Automatic Text Summarization
It sounds like you're interested in automatic text summarization. For a nice overview of the problem, issues involved, and available algorithms, take a look at Das and Martin's paper A Survey on Automatic Text Summarization (2007).
Simple Algorithm
A simple but reasonably effective summarization algorithm is to just select a limited number of sentences from the original text that contain the most frequent content words (i.e., the most frequent ones not including stop list words).
Summarizer(originalText, maxSummarySize):
// start with the raw freqs, e.g. [(10,'the'), (3,'language'), (8,'code')...]
wordFrequences = getWordCounts(originalText)
// filter, e.g. [(3, 'language'), (8, 'code')...]
contentWordFrequences = filtStopWords(wordFrequences)
// sort by freq & drop counts, e.g. ['code', 'language'...]
contentWordsSortbyFreq = sortByFreqThenDropFreq(contentWordFrequences)
// Split Sentences
sentences = getSentences(originalText)
// Select up to maxSummarySize sentences
setSummarySentences = {}
foreach word in contentWordsSortbyFreq:
firstMatchingSentence = search(sentences, word)

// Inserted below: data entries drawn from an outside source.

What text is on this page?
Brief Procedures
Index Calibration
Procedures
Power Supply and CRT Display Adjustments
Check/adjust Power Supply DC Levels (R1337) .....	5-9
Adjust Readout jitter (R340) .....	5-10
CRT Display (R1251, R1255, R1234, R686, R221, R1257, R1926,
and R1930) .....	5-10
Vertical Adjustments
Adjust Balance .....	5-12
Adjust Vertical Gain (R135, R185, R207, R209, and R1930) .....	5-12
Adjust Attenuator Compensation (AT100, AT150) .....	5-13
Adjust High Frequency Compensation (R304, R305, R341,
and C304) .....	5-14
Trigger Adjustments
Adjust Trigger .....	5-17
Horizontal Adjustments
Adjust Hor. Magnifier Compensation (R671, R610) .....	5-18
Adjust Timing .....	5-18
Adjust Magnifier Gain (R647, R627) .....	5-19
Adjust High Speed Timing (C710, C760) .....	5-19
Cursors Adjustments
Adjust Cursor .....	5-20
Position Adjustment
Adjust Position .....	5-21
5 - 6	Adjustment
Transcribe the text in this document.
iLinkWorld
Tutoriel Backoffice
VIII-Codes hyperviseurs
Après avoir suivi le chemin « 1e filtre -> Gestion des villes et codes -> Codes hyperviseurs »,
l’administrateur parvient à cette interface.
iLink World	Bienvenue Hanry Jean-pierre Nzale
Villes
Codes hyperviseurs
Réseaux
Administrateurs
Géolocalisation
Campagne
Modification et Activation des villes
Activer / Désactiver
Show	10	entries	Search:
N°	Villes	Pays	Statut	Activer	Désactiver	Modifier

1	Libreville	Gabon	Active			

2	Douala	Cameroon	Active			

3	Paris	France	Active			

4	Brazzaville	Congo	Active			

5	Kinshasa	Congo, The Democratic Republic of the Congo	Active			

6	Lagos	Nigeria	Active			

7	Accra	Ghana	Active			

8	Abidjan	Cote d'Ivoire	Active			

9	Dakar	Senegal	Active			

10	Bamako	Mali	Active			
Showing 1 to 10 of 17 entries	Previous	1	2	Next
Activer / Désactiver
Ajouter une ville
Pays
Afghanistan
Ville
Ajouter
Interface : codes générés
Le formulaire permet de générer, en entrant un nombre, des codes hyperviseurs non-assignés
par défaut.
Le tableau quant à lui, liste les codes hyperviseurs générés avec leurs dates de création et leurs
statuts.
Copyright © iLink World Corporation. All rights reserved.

setSummarySentences.add(firstMatchingSentence)
if setSummarySentences.size() = maxSummarySize:
break
// construct summary out of select sentences, preserving original ordering
summary = ""
foreach sentence in sentences:
if sentence in setSummarySentences:
summary = summary + " " + sentence
return summary
Some open source packages that do summarization using this algorithm are:
Classifier4J (Java)
If you're using Java, you can use Classifier4J's module SimpleSummarizer.
Using the example found here, let's assume the original text is:
Classifier4J is a java package for working with text. Classifier4J includes a summariser. A Summariser allows the summary of text. A Summariser is really cool. I don't think there are any other java summarisers.
As seen in the following snippet, you can easily create a simple one sentence summary:
// Request a 1 sentence summary
String summary = summariser.summarise(longOriginalText, 1);
Using the algorithm above, this will produce Classifier4J includes a summariser.
.
NClassifier (C#)
If you're using C#, there's a port of Classifier4J to C# called NClassifier
Tristan Havelick's Summarizer for NLTK (Python)
There's a work-in-progress Python port of Classifier4J's summarizer built with Python's Natural Language Toolkit (NLTK) available here.